New Yorkshire skipper Shan Masood has said there is no point dwelling on the past and there was a need to “move on” as the county side aims to recover from the racism scandal that rocked them following disclosures by former player Azeem Rafiq before UK’s Department for Digital, Culture, Media and Sport (DCMS) last year.

Rafiq, who played for Yorkshire between 2008 and 2018, claimed that the racial abuse he suffered left him close to committing suicide and that his reports of abuse were “ignored” by the club at the time.

Masood, the 32-year-old Pakistan international left Derbyshire to become one of Yorkshire’s two overseas players. He has joined Yorkshire on a two-year deal. The left-hand batter takes over from Steve Patterson, who has announced that he is will leave the club at the end of the season.

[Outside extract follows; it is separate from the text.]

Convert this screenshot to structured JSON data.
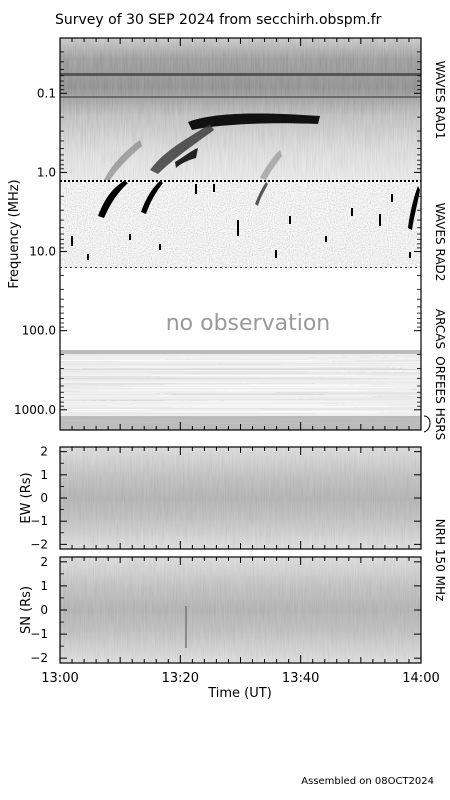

Indicating that the county side will have to move on from the Azeem Rafiq saga, Masood told Daily Mail that, “There’s no point dwelling on the past, you need to move on, to keep moving forward, that’s the game, I feel too often as cricketers we get stuck in the past, nothing’s permanent, we’ve seen mighty teams fall, and we’ve seen people at ground level go all the way up.”

Yorkshire were relegated to Division Two of the County Championship at the end of a tumultuous year in the wake of the Rafiq scandal, and Masood said he will do his best to get the side its pride of place. The Pakistan cricketer is only the second overseas club captain in 159 years, after Darren Lehmann.

Masood also said he does not want to get into what happened before him and would rather prefer to talk about the future of the club.

“I want to be a role model, because those things matter more to me… and also to a playing group who had their established backroom staff support system ripped away from them via the mass coaching sackings 10 months ago (in the wake of the racism scandal). Talk to people on the county circuit about him (Rafiq) and you receive a common ‘good bloke’, response.

“I hope that I’m accepted as Shan Masood and not anyone else. I don’t want to get into what’s happened. What’s happened has happened, but I want to go there and make a difference through me as a player and me as a person, and I hope that Yorkshire can be known for the kind of cricket they play,” he added.